The Quezon City Regional Trial Court ordered the imprisonment of a security agency owner of up to 20 years for non-remittance of the Social Security System (SSS) contributions of employees for over six years amounting to more than P675,000, including accrued penalties.

Judge Rosa M. Simon of QC-RTC said that Gomander S. Dimaporo, owner of the GDS Security Investigation Agency based in Sta. Cruz, Manila, “willfully and unlawfully” failed to remit a total of P179,924 in SSS contributions of employees for January 2004 to April 2010.

Finding Dimaporo “guilty beyond reasonable doubt,” the judge sentenced him “to suffer the indeterminate prison term of four years and two years of prision correccional, as minimum, to 20 years of reclusion temporal, as maximum,” in line with the Social Security Law and Indeterminate Sentence Law.
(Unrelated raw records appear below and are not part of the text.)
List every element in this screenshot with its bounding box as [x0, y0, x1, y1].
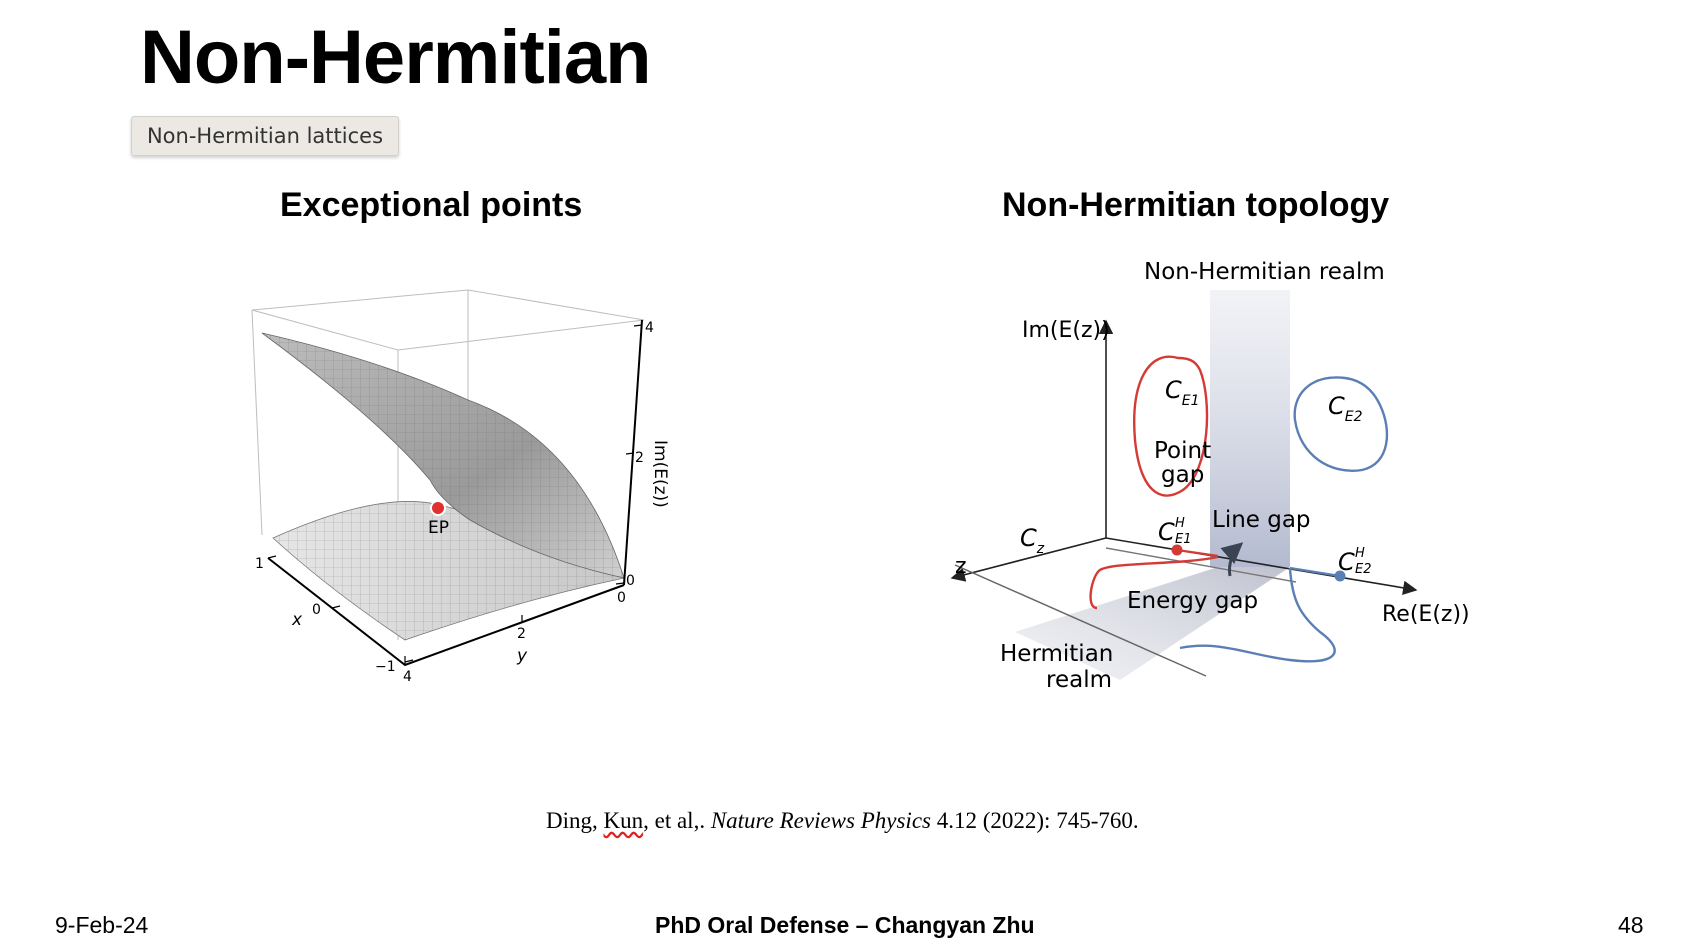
che2-point — [1334, 570, 1346, 582]
footer-date: 9-Feb-24 — [55, 912, 149, 938]
cz-line — [954, 564, 1207, 677]
point-gap-label: Point — [1154, 438, 1211, 464]
im-axis-label: Im(E(z)) — [1022, 318, 1110, 343]
y-tick-label: 2 — [517, 626, 526, 642]
plot-axes — [267, 319, 643, 667]
section-tag[interactable]: Non-Hermitian lattices — [131, 116, 399, 156]
re-axis — [1105, 537, 1418, 595]
ce2-label: CE2 — [1328, 392, 1363, 425]
che1-sup: H — [1175, 516, 1185, 531]
ce1-loop — [1133, 355, 1209, 497]
re-axis-label: Re(E(z)) — [1382, 602, 1470, 627]
z-tick-label: 4 — [645, 320, 654, 336]
che2-segment — [1289, 566, 1341, 578]
x-tick-label: −1 — [375, 659, 396, 675]
citation: Ding, Kun, et al,. Nature Reviews Physic… — [546, 808, 1139, 834]
z-axis-label: Im(E(z)) — [650, 440, 670, 508]
line-gap-arrow — [1220, 542, 1244, 577]
y-tick-label: 4 — [403, 669, 412, 685]
slide-title: Non-Hermitian — [140, 15, 652, 100]
citation-details: 4.12 (2022): 745-760. — [930, 808, 1139, 833]
che1-label: C — [1158, 518, 1175, 546]
che1-sub: E1 — [1175, 532, 1192, 547]
topology-diagram: Non-Hermitian realm Im(E(z)) Re(E(z)) z … — [950, 259, 1470, 693]
red-curve — [1089, 555, 1219, 610]
hermitian-realm-label: realm — [1046, 667, 1112, 693]
x-axis-label: x — [291, 610, 303, 630]
line-gap-label: Line gap — [1212, 507, 1311, 533]
x-tick-label: 0 — [312, 602, 321, 618]
che2-sup: H — [1355, 546, 1365, 561]
exceptional-point-plot: EP 4 2 0 Im(E(z)) 1 0 −1 x 4 2 0 y — [251, 289, 670, 685]
cz-label: Cz — [1020, 524, 1045, 557]
x-tick-label: 1 — [255, 556, 264, 572]
che2-sub: E2 — [1355, 562, 1372, 577]
che2-label: C — [1338, 548, 1355, 576]
ce2-loop — [1293, 376, 1389, 472]
page-number: 48 — [1618, 912, 1644, 938]
che1-segment — [1176, 548, 1219, 558]
z-axis-label: z — [955, 554, 967, 579]
ep-label: EP — [428, 518, 449, 538]
citation-author: Ding, — [546, 808, 604, 833]
citation-author-suffix: , et al,. — [643, 808, 711, 833]
hermitian-realm-plane — [1015, 567, 1290, 680]
non-hermitian-topology-title: Non-Hermitian topology — [1002, 186, 1390, 224]
blue-curve — [1179, 567, 1336, 663]
z-tick-label: 0 — [626, 573, 635, 589]
exceptional-points-title: Exceptional points — [280, 186, 583, 224]
point-gap-label: gap — [1161, 462, 1204, 488]
ce1-label: CE1 — [1165, 376, 1200, 409]
energy-gap-label: Energy gap — [1127, 588, 1258, 614]
che1-point — [1171, 544, 1183, 556]
realm-label: Non-Hermitian realm — [1144, 259, 1385, 285]
ep-marker — [430, 500, 446, 516]
z-tick-label: 2 — [635, 450, 644, 466]
y-tick-label: 0 — [617, 590, 626, 606]
footer-presentation: PhD Oral Defense – Changyan Zhu — [655, 912, 1035, 938]
citation-author-underlined: Kun — [603, 808, 644, 833]
non-hermitian-realm-band — [1210, 290, 1290, 567]
hermitian-realm-label: Hermitian — [1000, 641, 1113, 667]
y-axis-label: y — [516, 646, 528, 666]
z-axis — [950, 537, 1107, 582]
citation-journal: Nature Reviews Physics — [710, 808, 931, 833]
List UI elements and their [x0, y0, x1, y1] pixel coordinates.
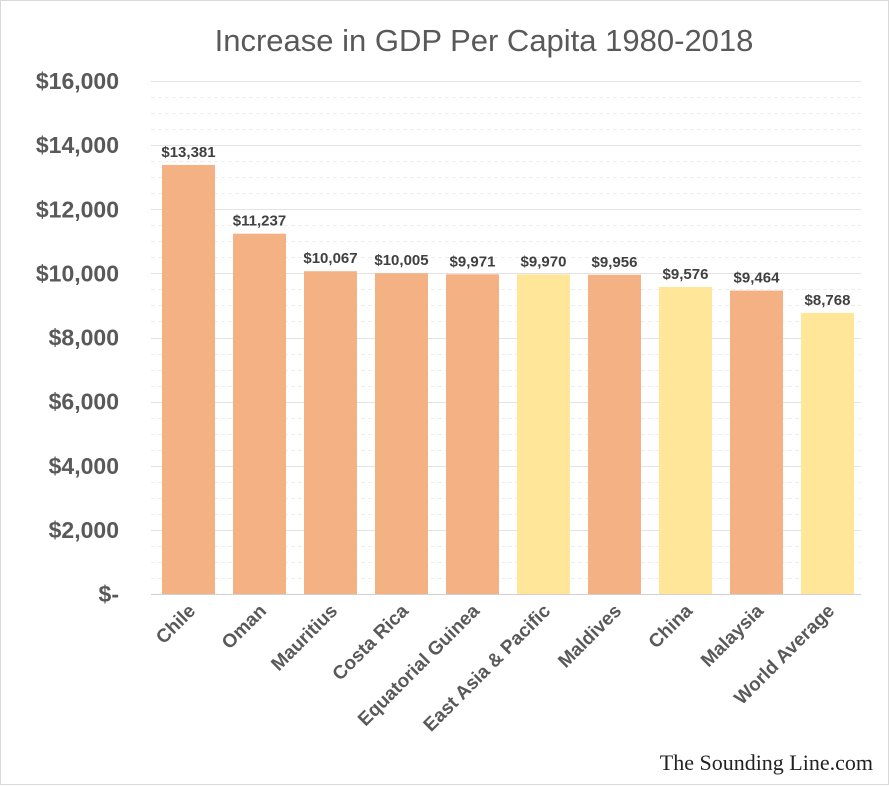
bar [233, 233, 286, 594]
x-tick-label: China [645, 600, 697, 652]
x-tick-label: Mauritius [267, 601, 342, 676]
y-tick-label: $8,000 [49, 325, 119, 351]
data-label: $9,971 [450, 253, 496, 270]
bar [730, 290, 783, 594]
bar [659, 286, 712, 594]
x-tick-label: Chile [152, 601, 200, 649]
bar [801, 312, 854, 594]
bar [517, 274, 570, 594]
data-label: $11,237 [233, 213, 286, 230]
data-label: $9,970 [521, 253, 567, 270]
x-tick-label: Equatorial Guinea [354, 600, 484, 730]
y-tick-label: $10,000 [36, 260, 119, 286]
x-tick-label: Maldives [554, 601, 626, 673]
x-tick-label: Malaysia [697, 600, 768, 671]
data-label: $10,067 [303, 250, 357, 267]
bar [446, 274, 499, 594]
y-tick-label: $6,000 [49, 389, 119, 415]
y-axis-ticks: $- $2,000 $4,000 $6,000 $8,000 $10,000 $12,000… [36, 68, 119, 607]
data-label: $8,768 [805, 292, 851, 309]
watermark-text: The Sounding Line.com [660, 750, 873, 775]
data-label: $9,956 [592, 254, 638, 271]
data-labels: $13,381 $11,237 $10,067 $10,005 $9,971 $9,970… [161, 144, 850, 309]
bars [162, 164, 854, 595]
bar [162, 164, 215, 595]
bar [375, 273, 428, 594]
data-label: $10,005 [374, 252, 428, 269]
data-label: $9,464 [734, 270, 781, 287]
y-tick-label: $- [99, 581, 119, 607]
y-tick-label: $4,000 [49, 453, 119, 479]
y-tick-label: $14,000 [36, 132, 119, 158]
y-tick-label: $12,000 [36, 196, 119, 222]
bar [304, 271, 357, 594]
x-tick-label: Oman [218, 601, 271, 654]
y-tick-label: $16,000 [36, 68, 119, 94]
bar [588, 274, 641, 594]
data-label: $13,381 [161, 144, 215, 161]
x-tick-label: East Asia & Pacific [420, 600, 556, 736]
chart-title: Increase in GDP Per Capita 1980-2018 [215, 23, 754, 58]
data-label: $9,576 [663, 266, 709, 283]
y-tick-label: $2,000 [49, 517, 119, 543]
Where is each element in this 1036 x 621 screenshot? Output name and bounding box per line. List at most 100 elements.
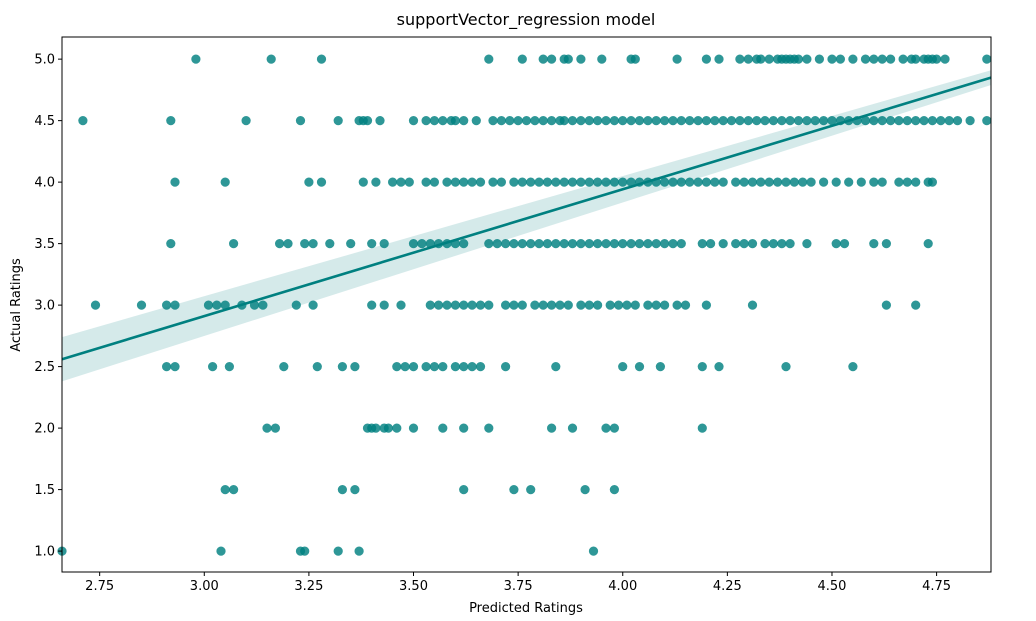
y-tick-label: 5.0 xyxy=(34,53,55,68)
data-point xyxy=(392,423,402,433)
data-point xyxy=(793,116,804,126)
data-point xyxy=(773,177,783,187)
data-point xyxy=(459,423,469,433)
data-point xyxy=(484,423,494,433)
data-point xyxy=(952,116,963,126)
data-point xyxy=(781,177,791,187)
data-point xyxy=(831,239,841,249)
data-point xyxy=(735,116,745,126)
data-point xyxy=(660,239,670,249)
data-point xyxy=(459,300,469,310)
data-point xyxy=(618,116,628,126)
data-point xyxy=(526,485,536,495)
data-point xyxy=(408,239,419,249)
data-point xyxy=(291,300,301,310)
data-point xyxy=(848,362,858,372)
data-point xyxy=(270,423,280,433)
data-point xyxy=(618,177,628,187)
data-point xyxy=(626,177,636,187)
data-point xyxy=(450,177,460,187)
data-point xyxy=(743,54,753,64)
data-point xyxy=(593,239,603,249)
data-point xyxy=(517,300,527,310)
data-point xyxy=(308,239,318,249)
data-point xyxy=(601,239,611,249)
data-point xyxy=(668,239,678,249)
data-point xyxy=(559,239,569,249)
data-point xyxy=(584,239,594,249)
data-point xyxy=(559,116,569,126)
data-point xyxy=(162,300,172,310)
data-point xyxy=(563,54,573,64)
data-point xyxy=(316,177,327,187)
data-point xyxy=(316,54,327,64)
data-point xyxy=(609,116,620,126)
data-point xyxy=(542,239,553,249)
data-point xyxy=(421,362,431,372)
data-point xyxy=(308,300,318,310)
data-point xyxy=(442,300,452,310)
data-point xyxy=(408,423,419,433)
data-point xyxy=(869,177,879,187)
data-point xyxy=(530,300,540,310)
data-point xyxy=(459,362,469,372)
x-tick-label: 4.75 xyxy=(922,579,951,594)
data-point xyxy=(78,116,88,126)
data-point xyxy=(576,300,586,310)
x-tick-label: 4.00 xyxy=(608,579,637,594)
data-point xyxy=(701,177,712,187)
data-point xyxy=(777,116,787,126)
data-point xyxy=(827,54,837,64)
data-point xyxy=(450,362,460,372)
data-point xyxy=(224,362,234,372)
data-point xyxy=(425,300,435,310)
data-point xyxy=(358,177,368,187)
data-point xyxy=(547,116,557,126)
data-point xyxy=(672,300,682,310)
data-point xyxy=(944,116,954,126)
data-point xyxy=(576,239,586,249)
data-point xyxy=(459,239,469,249)
data-point xyxy=(509,239,519,249)
data-point xyxy=(860,116,871,126)
data-point xyxy=(630,54,640,64)
data-point xyxy=(501,300,511,310)
data-point xyxy=(634,362,645,372)
data-point xyxy=(802,239,812,249)
data-point xyxy=(911,116,921,126)
data-point xyxy=(860,54,871,64)
data-point xyxy=(630,300,640,310)
data-point xyxy=(609,423,620,433)
data-point xyxy=(831,177,841,187)
data-point xyxy=(429,177,439,187)
data-point xyxy=(375,116,385,126)
data-point xyxy=(881,239,892,249)
data-point xyxy=(216,546,226,556)
data-point xyxy=(802,54,812,64)
data-point xyxy=(404,177,414,187)
data-point xyxy=(333,546,343,556)
data-point xyxy=(785,116,795,126)
data-point xyxy=(488,177,498,187)
data-point xyxy=(162,362,172,372)
data-point xyxy=(643,116,653,126)
data-point xyxy=(877,177,887,187)
data-point xyxy=(266,54,276,64)
data-point xyxy=(869,54,879,64)
data-point xyxy=(626,239,636,249)
data-point xyxy=(300,239,310,249)
data-point xyxy=(609,239,620,249)
data-point xyxy=(166,239,176,249)
data-point xyxy=(848,54,858,64)
data-point xyxy=(241,116,251,126)
data-point xyxy=(810,116,820,126)
data-point xyxy=(982,54,992,64)
data-point xyxy=(789,177,799,187)
data-point xyxy=(547,423,557,433)
data-point xyxy=(576,177,586,187)
data-point xyxy=(166,116,176,126)
data-point xyxy=(220,177,230,187)
data-point xyxy=(902,177,912,187)
data-point xyxy=(693,177,703,187)
data-point xyxy=(597,54,607,64)
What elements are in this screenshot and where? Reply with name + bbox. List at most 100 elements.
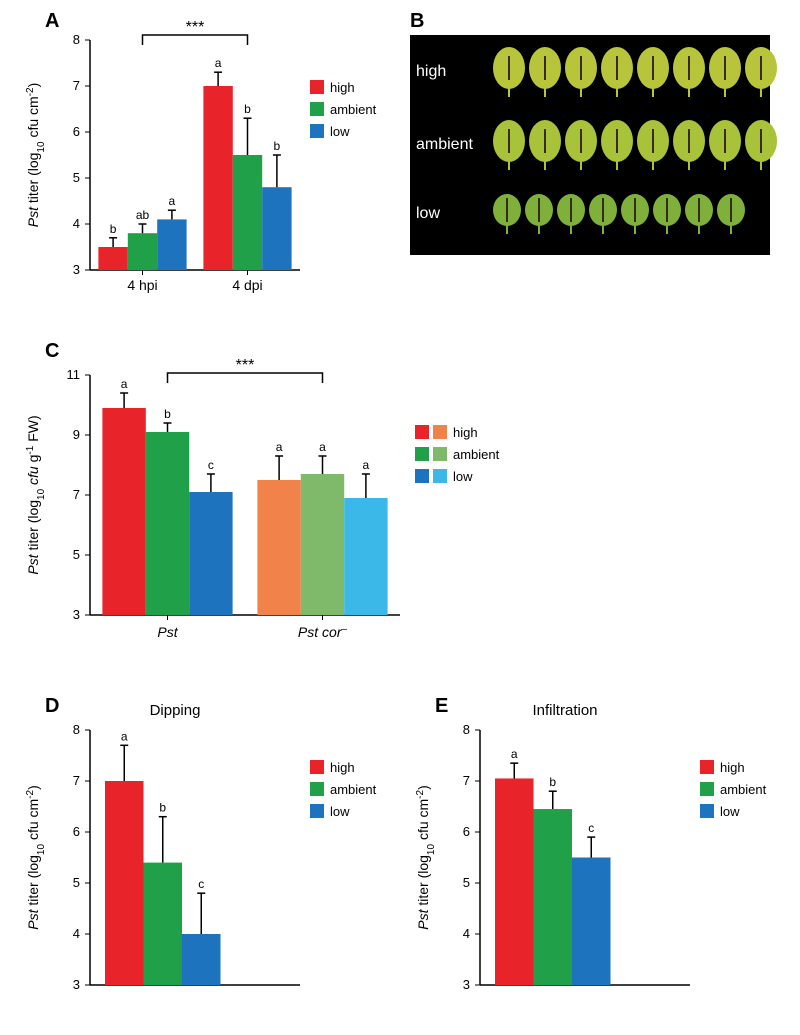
leaf-icon [527, 43, 563, 101]
svg-text:3: 3 [73, 977, 80, 992]
leaf-row-high: high [416, 43, 779, 101]
svg-text:c: c [198, 877, 204, 891]
panel-d-chart: Dipping345678Pst titer (log10 cfu cm-2)a… [20, 695, 400, 1015]
leaf-icon [707, 116, 743, 174]
svg-text:7: 7 [463, 773, 470, 788]
svg-text:4: 4 [463, 926, 470, 941]
panel-e: E Infiltration345678Pst titer (log10 cfu… [410, 695, 790, 1015]
leaf-icon [563, 43, 599, 101]
panel-a-label: A [45, 10, 59, 33]
svg-text:low: low [330, 804, 350, 819]
svg-text:low: low [720, 804, 740, 819]
leaf-icon [523, 190, 555, 238]
svg-text:5: 5 [463, 875, 470, 890]
svg-text:7: 7 [73, 487, 80, 502]
leaf-row-label: ambient [416, 136, 491, 154]
svg-text:ambient: ambient [720, 782, 767, 797]
leaf-icon [587, 190, 619, 238]
svg-text:b: b [164, 407, 171, 421]
svg-text:a: a [169, 194, 176, 208]
leaf-icon [671, 43, 707, 101]
panel-c-label: C [45, 340, 59, 363]
svg-text:3: 3 [73, 607, 80, 622]
svg-text:11: 11 [67, 367, 81, 382]
svg-text:4 dpi: 4 dpi [232, 277, 262, 293]
leaf-icon [715, 190, 747, 238]
svg-text:Infiltration: Infiltration [532, 702, 597, 719]
leaf-icon [743, 43, 779, 101]
svg-text:9: 9 [73, 427, 80, 442]
svg-text:c: c [588, 821, 594, 835]
svg-text:low: low [453, 469, 473, 484]
leaf-icon [707, 43, 743, 101]
panel-b: B high [410, 10, 780, 270]
svg-text:8: 8 [73, 722, 80, 737]
panel-c: C 3 5 7 9 11 Pst titer (log10 cfu g-1 FW) Pst a… [20, 340, 540, 660]
panel-b-label: B [410, 10, 424, 33]
svg-text:Pst cor–: Pst cor– [298, 624, 348, 641]
leaf-icon [651, 190, 683, 238]
svg-text:Dipping: Dipping [150, 702, 201, 719]
svg-text:high: high [330, 760, 355, 775]
panel-d-label: D [45, 695, 59, 718]
leaf-icon [635, 116, 671, 174]
svg-text:b: b [549, 775, 556, 789]
svg-text:ambient: ambient [330, 782, 377, 797]
svg-text:3: 3 [73, 262, 80, 277]
svg-text:5: 5 [73, 547, 80, 562]
svg-text:a: a [511, 747, 518, 761]
panel-e-chart: Infiltration345678Pst titer (log10 cfu c… [410, 695, 790, 1015]
svg-text:b: b [110, 222, 117, 236]
svg-text:high: high [330, 80, 355, 95]
svg-text:a: a [121, 729, 128, 743]
leaf-icon [491, 116, 527, 174]
svg-text:a: a [276, 440, 283, 454]
svg-text:a: a [363, 458, 370, 472]
svg-text:ab: ab [136, 208, 150, 222]
svg-text:Pst titer (log10 cfu g-1 FW): Pst titer (log10 cfu g-1 FW) [25, 415, 47, 574]
panel-c-chart: 3 5 7 9 11 Pst titer (log10 cfu g-1 FW) Pst a b c… [20, 340, 540, 660]
svg-text:3: 3 [463, 977, 470, 992]
leaf-icon [635, 43, 671, 101]
svg-text:ambient: ambient [453, 447, 500, 462]
leaf-icon [491, 43, 527, 101]
svg-text:ambient: ambient [330, 102, 377, 117]
leaf-image: high [410, 35, 770, 255]
leaf-icon [555, 190, 587, 238]
svg-text:7: 7 [73, 78, 80, 93]
svg-text:6: 6 [463, 824, 470, 839]
svg-text:Pst titer (log10 cfu cm-2): Pst titer (log10 cfu cm-2) [25, 785, 47, 930]
svg-text:4: 4 [73, 926, 80, 941]
svg-text:Pst titer (log10 cfu cm-2): Pst titer (log10 cfu cm-2) [25, 83, 47, 228]
leaf-icon [683, 190, 715, 238]
panel-a: A 345678Pst titer (log10 cfu cm-2)4 hpib… [20, 10, 400, 310]
leaf-icon [619, 190, 651, 238]
svg-text:6: 6 [73, 124, 80, 139]
svg-text:Pst: Pst [157, 624, 178, 640]
svg-text:a: a [121, 377, 128, 391]
svg-text:***: *** [186, 19, 205, 36]
svg-text:6: 6 [73, 824, 80, 839]
leaf-row-low: low [416, 190, 747, 238]
svg-text:high: high [720, 760, 745, 775]
svg-text:a: a [215, 56, 222, 70]
leaf-icon [599, 116, 635, 174]
svg-text:c: c [208, 458, 214, 472]
leaf-icon [491, 190, 523, 238]
leaf-icon [671, 116, 707, 174]
svg-text:b: b [274, 139, 281, 153]
leaf-row-label: low [416, 205, 491, 223]
leaf-icon [527, 116, 563, 174]
svg-text:4 hpi: 4 hpi [127, 277, 157, 293]
svg-text:low: low [330, 124, 350, 139]
leaf-row-ambient: ambient [416, 116, 779, 174]
leaf-icon [563, 116, 599, 174]
svg-text:5: 5 [73, 170, 80, 185]
leaf-row-label: high [416, 63, 491, 81]
svg-text:***: *** [236, 357, 255, 374]
svg-text:a: a [319, 440, 326, 454]
svg-text:5: 5 [73, 875, 80, 890]
panel-d: D Dipping345678Pst titer (log10 cfu cm-2… [20, 695, 400, 1015]
svg-text:4: 4 [73, 216, 80, 231]
panel-a-chart: 345678Pst titer (log10 cfu cm-2)4 hpibab… [20, 10, 400, 310]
The court also ruled that Dimaporo should remit to the SSS the employees’ unpaid contributions with the corresponding monthly penalties that would continue to accrue until fully settled. Under the SSS charter, unpaid SSS contributions are charged a penalty of three percent per month.

Nancy D. Bagoyoro, Senior Account Analyst at SSS Welcome Rotonda Branch, discovered the company’s delinquent contributions while in the field to monitor employers’ SSS compliance as part of her duties as an account officer.

Based on Bagoyoro’s testimony, the company failed to settle its unpaid SSS contributions despite due notice given by the SSS through the letter of introduction, billing letter, and demand letter it sent to Dimaporo. The accused also repeatedly failed to show up during the scheduled court hearings.

“Despite the opportunities given by the private complainant, and the Court as well during the course of the proceedings, accused failed to appear and to offer controverting evidence to prove his innocence of the charge against him,” the judge said in her five-page decision.

SSS Chief Legal Counsel and Senior Vice President for Legal Services Division Atty. Voltaire P. Agas noted the declining amount of employer delinquency that amounted to P325 billion in 2008, of which P94 billion were unpaid principal and the rest were accrued penalties.

However, tighter monitoring of employers’ SSS compliance and intensified legal actions against erring companies helped bring down the amount of delinquency to P13.5 billion, including principal and penalties, as stated in the 2013 Commission on Audit report.

“Some sectors accuse the SSS of alleged ‘uncollected revenues’ of P325 billion that they insist would cover the proposed P2,000 pension increase. This is long-outdated data. Our total employer delinquency has gone down to about P13.5 billion. It’s not even one-fourth of the P56 billion needed to implement the P2,000 pension increase just for its first year,” Agas explained.

Latest SSS data show that a total of 15,448 cases against delinquent employers were filed by the state-run pension fund in court, at the Prosecutor’s Office and before Social Security Commission from 2010 to 2015. Court convictions against delinquent employers totaled 26 over the same period.

“About 55 percent or 7,964 of those charged settled their delinquencies through payment in full, by installment, or in kind after SSS’ filed a case against them. Collections from filing of cases alone have brought in over P1.17 billion from 2010 to 2015. This does not even include delinquency collections resulting from the issuance of demand letters by SSS lawyers,” Agas said.